Tuition and Fees
Tuition and fees represent the price that institutions charge students before any grant aid is taken into account. Fees are charges assessed for services such as laboratory expenses, health services, exercise facilities, and art studios and may not be the same for all students. The amounts used in this analysis are the actual charges to individual students and therefore reflect whether they paid in- or out-of-state tuition.
- Average tuition and fees (after adjusting for inflation) have risen substantially.
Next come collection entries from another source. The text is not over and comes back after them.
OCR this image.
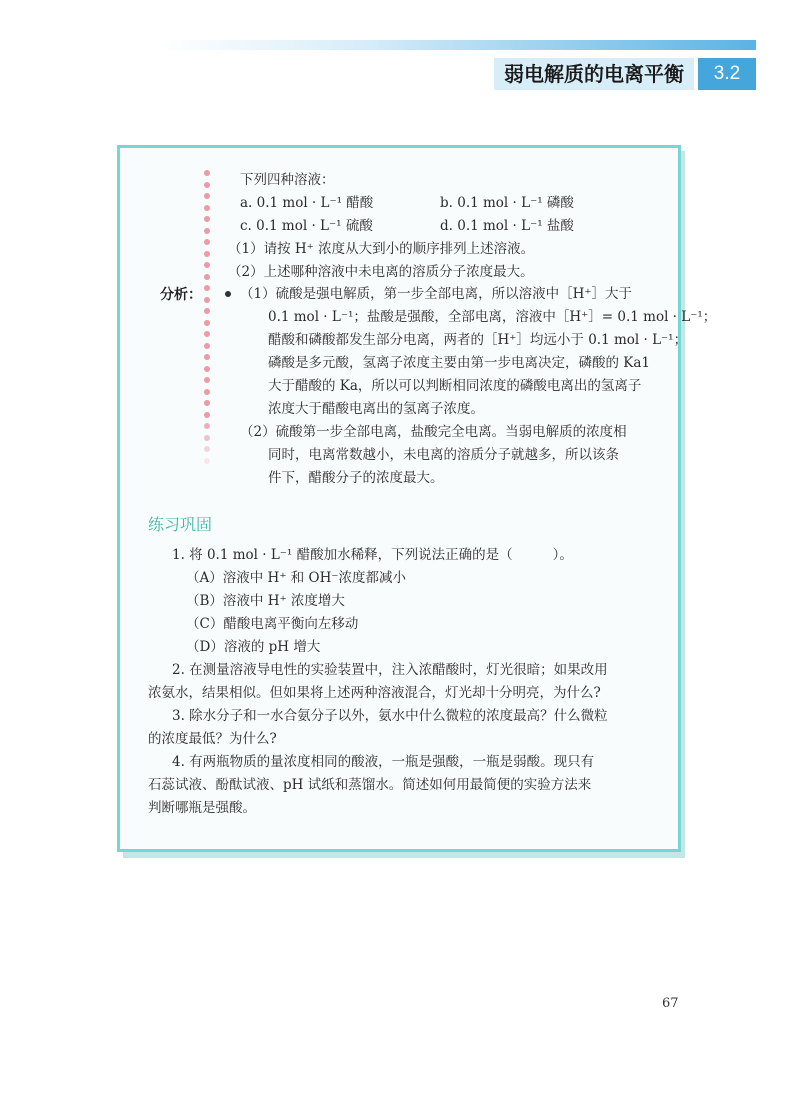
弱电解质的电离平衡	3.2
下列四种溶液：
a. 0.1 mol · L⁻¹ 醋酸	b. 0.1 mol · L⁻¹ 磷酸
c. 0.1 mol · L⁻¹ 硫酸	d. 0.1 mol · L⁻¹ 盐酸
（1）请按 H⁺ 浓度从大到小的顺序排列上述溶液。
（2）上述哪种溶液中未电离的溶质分子浓度最大。
分析：	（1）硫酸是强电解质，第一步全部电离，所以溶液中［H⁺］大于
0.1 mol · L⁻¹；盐酸是强酸，全部电离，溶液中［H⁺］= 0.1 mol · L⁻¹；
醋酸和磷酸都发生部分电离，两者的［H⁺］均远小于 0.1 mol · L⁻¹；
磷酸是多元酸，氢离子浓度主要由第一步电离决定，磷酸的 Ka1
大于醋酸的 Ka，所以可以判断相同浓度的磷酸电离出的氢离子
浓度大于醋酸电离出的氢离子浓度。
（2）硫酸第一步全部电离，盐酸完全电离。当弱电解质的浓度相
同时，电离常数越小，未电离的溶质分子就越多，所以该条
件下，醋酸分子的浓度最大。
练习巩固
1. 将 0.1 mol · L⁻¹ 醋酸加水稀释，下列说法正确的是（	）。
（A）溶液中 H⁺ 和 OH⁻浓度都减小
（B）溶液中 H⁺ 浓度增大
（C）醋酸电离平衡向左移动
（D）溶液的 pH 增大
2. 在测量溶液导电性的实验装置中，注入浓醋酸时，灯光很暗；如果改用
浓氨水，结果相似。但如果将上述两种溶液混合，灯光却十分明亮，为什么?
3. 除水分子和一水合氨分子以外，氨水中什么微粒的浓度最高？什么微粒
的浓度最低？为什么?
4. 有两瓶物质的量浓度相同的酸液，一瓶是强酸，一瓶是弱酸。现只有
石蕊试液、酚酞试液、pH 试纸和蒸馏水。简述如何用最简便的实验方法来
判断哪瓶是强酸。
67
Dependent undergraduates who attended full time in 1990 were charged an average of $1,100 in tuition and fees at public 2-year institutions, $2,900 at public 4-year institutions, and $12,000 at private not-for-profit 4-year institutions (figure 2). By 2000, the averages had risen to $1,600, $4,300, and $15,900, respectively. The apparent increase at private for-profit less-than-4-year institutions (from $7,300 to $8,000) is not statistically significant.
Despite widespread concern about the affordability of postsecondary education, students have a range of options with price tags that vary widely. Although a relatively small percentage (5 percent) of full-time dependent undergraduates at all 4-year institutions faced tuition and fees of $24,000 or more in 2000, about 44 percent were charged less than $4,000 (figure 3). Students at public and private not-for-profit 4-year institutions faced very different prices, however: about 83 percent of students at public 4-year institutions were charged less than $6,000 in tuition and fees, while about a quarter of those at private not-for-profit institutions were charged $22,000 or more.